6. Мне кажется, уважаемый автор, что помешательство Толстого на плоти (кстати, свойственное Лютеру и другим), заложено в самом христианстве. И требование всеобщего целомудрия тоже. Ведь были (и снова возродились, кстати!), скопцы. Это одна из матриц христианства.

7. Насилие его над семьей трудно оправдать. В этом некое варварство, нежелание видеть черту отделяющую других от себя, других, на которых у тебя нет таких прав. Даже Лютер, будучи, в принципе, самым настоящим фанатиком, в семье был терпим и мягок. В этом фанатаизм, Вы правы.
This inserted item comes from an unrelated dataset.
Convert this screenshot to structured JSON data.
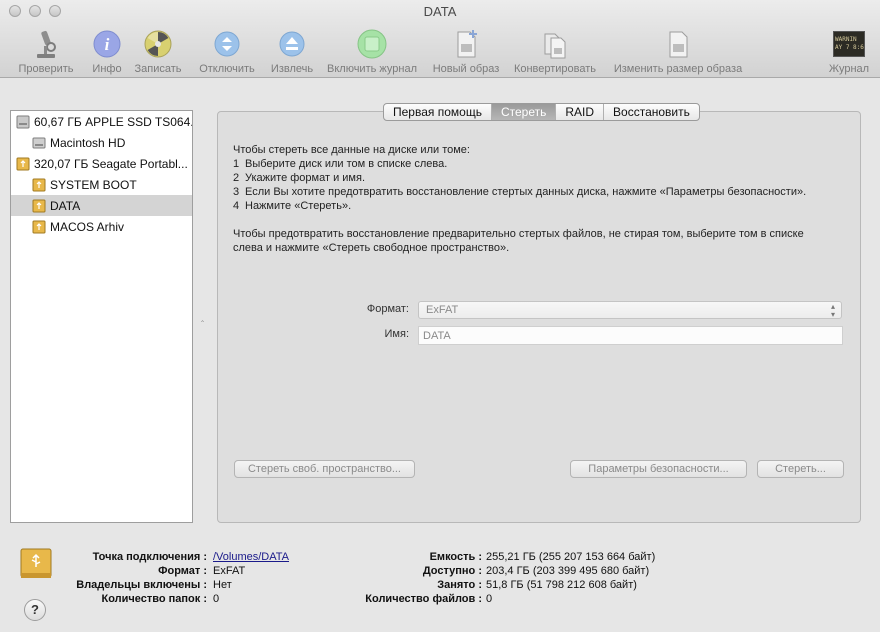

8. О простоте и упрощение. Да, это, наверное, самая большая угроза современности. Нас все время в университете призывают упрощать, все, грамматику, франц. язык, объяснения, литературу, идеи. И упрощают, все, везде, от Китая до Уругвая. И о простоте большевизма очень верно. В этом же сила ислама: в простоте. Выходит, за что бы человек не брался, все обречено, когда не в меру, даже сама мера. Еще раз спасибо. Большое

Соня Тучинская
- at 2012-10-01 04:01:37 EDT
"Собственно говоря, мой внутренний мир во многом создан Толстым.". Это и обо мне. Началось все очень давно с "арзамасского ужаса", Исповеди, дневников, и писем царям. Осознание величия Анны Карениной и Смерти Ивана Ильича - пришло потом. В Вашем изумительном эссе мне внятно каждое слово, которое другому может показаться недоказуемо парадоксальным. Просто предмет исследования такой, что о нем нельзя писать линейно. Поразительно, как Вы смогли найти единственно верные слова для столь трудно выразимых ощущений. Спасибо Вам. Вернитесь к нам. У нас уже тихо.
Инна
- at 2012-10-01 03:30:09 EDT
Это глубокий, пристрастный, отжатый текст. В Толстом столько всего, что с пониманием автора спорить невозможно. Наверное, главным в натуре Толстого было стремление жить нравственно. Это стремление входило в противоречие с художественным талантом, нуждами семьи, здравым смыслом...
Б.Тененбаум
- at 2012-09-30 22:52:09 EDT
Что сказать ? Толстой - целый мир, действующий по законам, установленным "Tворцом". Kоторый имеет земное имя - его зовут Лев Николаевич Толстой. "Творец" - еще и человек. При этом глубоко пристрастный, абсолютно необьективный, охотно "подкручивающий" действительность в направлении, которые он полагает правильным. В сумме все это вызывает странное чувство - такое, как если бы Толстой был живым и лично знакомым человеком, к которому испытываешь неприязнь, смешанную с самым искренним восхищением.

Спасибо, Эдуард. Читать было захватывающе интересно.